The North American Gap, for its part, is in line with its Japanese rival. The majority of retail networks from all its different firms are located in North America. Thus, 63% of its flagship stores were located in this area by the 3rd of February 2018 (date of the end of 2017 fiscal year); the percentage shoots up 98% in the case of Old Navy and goes up to 92% in Banana Republic’s. Regarding volume of business, Gap produced last year 79.2% of its income in the United States alone. Counting Canada too, the percentage reaches an 86.6% of the total. Asia provided the group with 7.9% of its business, and Europe with a 4%.

 

 

 

 

For internet titans, the background is no different. Regarding Amazon, for example, two out of three parts of their e-commerce business are still produced in the United States.
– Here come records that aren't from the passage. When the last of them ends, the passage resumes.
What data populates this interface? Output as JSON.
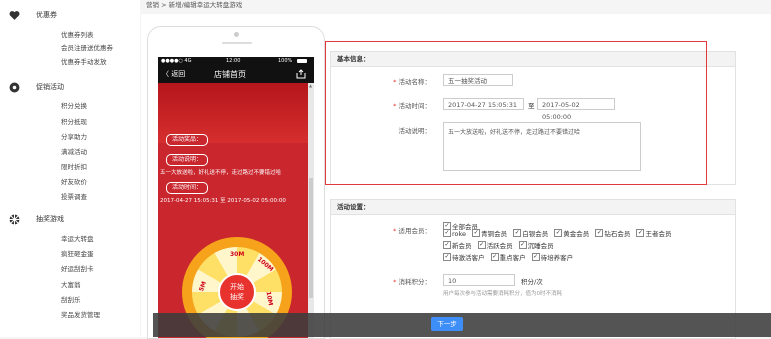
{
  "breadcrumb": "营销 > 新增/编辑幸运大转盘游戏",
  "sidebar": {
    "sections": [
      {
        "title": "优惠券",
        "items": [
          "优惠券列表",
          "会员注册送优惠券",
          "优惠券手动发放"
        ]
      },
      {
        "title": "促销活动",
        "items": [
          "积分兑换",
          "积分抵现",
          "分享助力",
          "满减活动",
          "限时折扣",
          "好友砍价",
          "投票调查"
        ]
      },
      {
        "title": "抽奖游戏",
        "items": [
          "幸运大转盘",
          "疯狂砸金蛋",
          "好运刮刮卡",
          "大富翁",
          "刮刮乐",
          "奖品发货管理"
        ]
      }
    ]
  },
  "phone": {
    "status_left": "●●●●○ 4G",
    "status_time": "12:00",
    "status_right": "100%",
    "back_label": "〈 返回",
    "title": "店铺首页",
    "tag_prize": "活动奖品：",
    "tag_desc": "活动说明：",
    "desc_text": "五一大放送啦，好礼送不停，走过路过不要错过哈",
    "tag_time": "活动时间：",
    "time_text": "2017-04-27 15:05:31 至 2017-05-02 05:00:00",
    "wheel_center": [
      "开始",
      "抽奖"
    ],
    "wheel_prizes": [
      "30M",
      "100M",
      "5M",
      "10M"
    ]
  },
  "basic": {
    "title": "基本信息：",
    "name_label": "活动名称：",
    "name_value": "五一抽奖活动",
    "time_label": "活动时间：",
    "time_start": "2017-04-27 15:05:31",
    "time_sep": "至",
    "time_end": "2017-05-02 05:00:00",
    "desc_label": "活动说明：",
    "desc_value": "五一大放送啦，好礼送不停，走过路过不要错过哈"
  },
  "settings": {
    "title": "活动设置：",
    "member_label": "适用会员：",
    "members_row1": [
      "全部会员"
    ],
    "members_row2": [
      "roke",
      "青铜会员",
      "白银会员",
      "黄金会员",
      "钻石会员",
      "王者会员"
    ],
    "members_row3": [
      "新会员",
      "活跃会员",
      "沉睡会员"
    ],
    "members_row4": [
      "待激活客户",
      "重点客户",
      "待培养客户"
    ],
    "points_label": "消耗积分：",
    "points_value": "10",
    "points_unit": "积分/次",
    "points_hint": "用户每次参与活动需要消耗积分，值为0时不消耗"
  },
  "footer": {
    "next_label": "下一步"
  },
  "colors": {
    "accent": "#3e8ef7",
    "highlight": "#e4393c",
    "phone_red": "#c9262e"
  }
}
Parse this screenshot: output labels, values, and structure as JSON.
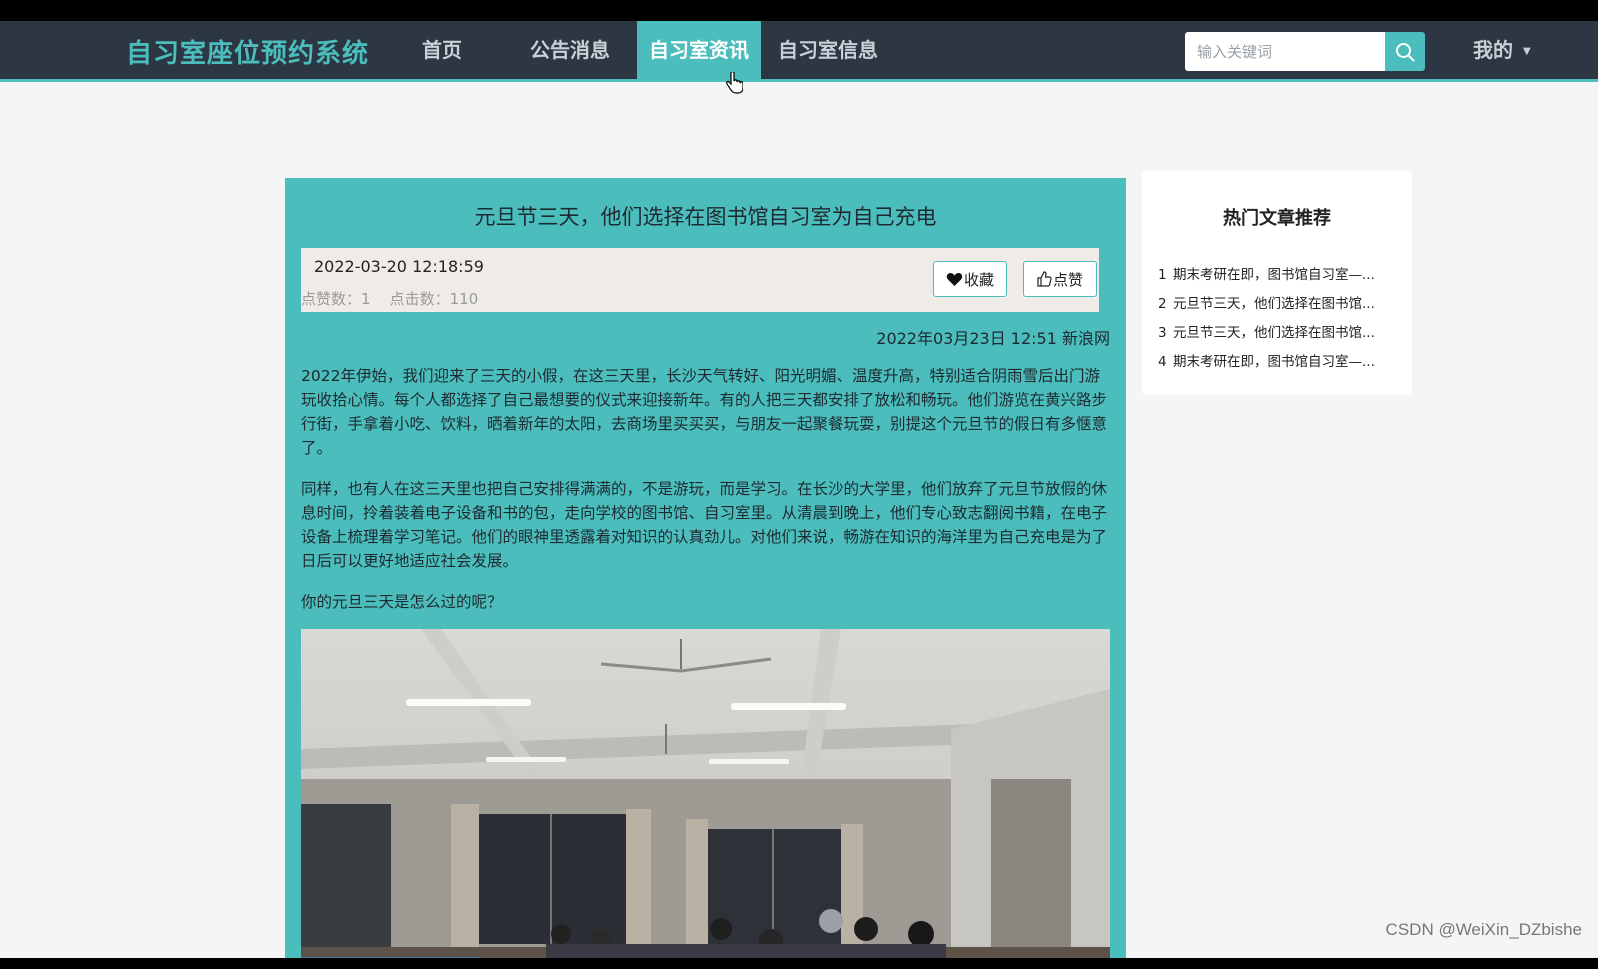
{
  "nav": {
    "brand": "自习室座位预约系统",
    "items": [
      "首页",
      "公告消息",
      "自习室资讯",
      "自习室信息"
    ],
    "active_index": 2,
    "search_placeholder": "输入关键词",
    "mine_label": "我的"
  },
  "article": {
    "title": "元旦节三天，他们选择在图书馆自习室为自己充电",
    "date": "2022-03-20 12:18:59",
    "likes_text": "点赞数：1",
    "clicks_text": "点击数：110",
    "favorite_label": "收藏",
    "like_label": "点赞",
    "source": "2022年03月23日 12:51 新浪网",
    "paragraphs": [
      "2022年伊始，我们迎来了三天的小假，在这三天里，长沙天气转好、阳光明媚、温度升高，特别适合阴雨雪后出门游玩收拾心情。每个人都选择了自己最想要的仪式来迎接新年。有的人把三天都安排了放松和畅玩。他们游览在黄兴路步行街，手拿着小吃、饮料，晒着新年的太阳，去商场里买买买，与朋友一起聚餐玩耍，别提这个元旦节的假日有多惬意了。",
      "同样，也有人在这三天里也把自己安排得满满的，不是游玩，而是学习。在长沙的大学里，他们放弃了元旦节放假的休息时间，拎着装着电子设备和书的包，走向学校的图书馆、自习室里。从清晨到晚上，他们专心致志翻阅书籍，在电子设备上梳理着学习笔记。他们的眼神里透露着对知识的认真劲儿。对他们来说，畅游在知识的海洋里为自己充电是为了日后可以更好地适应社会发展。",
      "你的元旦三天是怎么过的呢？"
    ]
  },
  "sidebar": {
    "title": "热门文章推荐",
    "items": [
      {
        "num": "1",
        "text": "期末考研在即，图书馆自习室—..."
      },
      {
        "num": "2",
        "text": "元旦节三天，他们选择在图书馆..."
      },
      {
        "num": "3",
        "text": "元旦节三天，他们选择在图书馆..."
      },
      {
        "num": "4",
        "text": "期末考研在即，图书馆自习室—..."
      }
    ]
  },
  "watermark": "CSDN @WeiXin_DZbishe",
  "colors": {
    "accent": "#4bbdbc",
    "navbar": "#2c3743",
    "page_bg": "#f4f5f7"
  }
}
Likewise, in fiscal 2017, the American e-commerce giant had an income of 106.11 billion dollars (93.37 billion euros) in the local market, contrasting with the revenue of 54.29 billion dollars (47.78 billion euros) it had abroad.

 

Alibaba experiences a very similar situation than that of Amazon, but shifting it to China. Out of the total 133.88 billion yuan (16.9 billion euros) that the Chinese brand had as its e-commerce business income, 89.4% came from its local market alone in 2017. However, last fiscal year, the firm took some steps further abroad, taking into account that its volume of business surpassed for the first time ever the 10%.

 

In Europe, Zalando also focuses its activity in Germany and its immediate area of influence: the two other countries from the Dach region (German-speaking Europe), Austria and Switzerland. Last year, the e-commerce German company produced 33.8% of its business only in local markets, and 61.9% in the whole of the Dach region. The other third part of Zalando’s income is obtained from the rest of European countries.

 

The British Asos, on the other hand, also concentrated its revenue in the United Kingdom and the European Union last fiscal year. Therefore, out of the 2.35 billion pounds sterling (2.64 billion euros) of the company’s revenue in 2017, 36.6% came from local markets and 31.4% from other countries in the European Union. The United States is the next market regarding volume of business, with 13.2% of sales.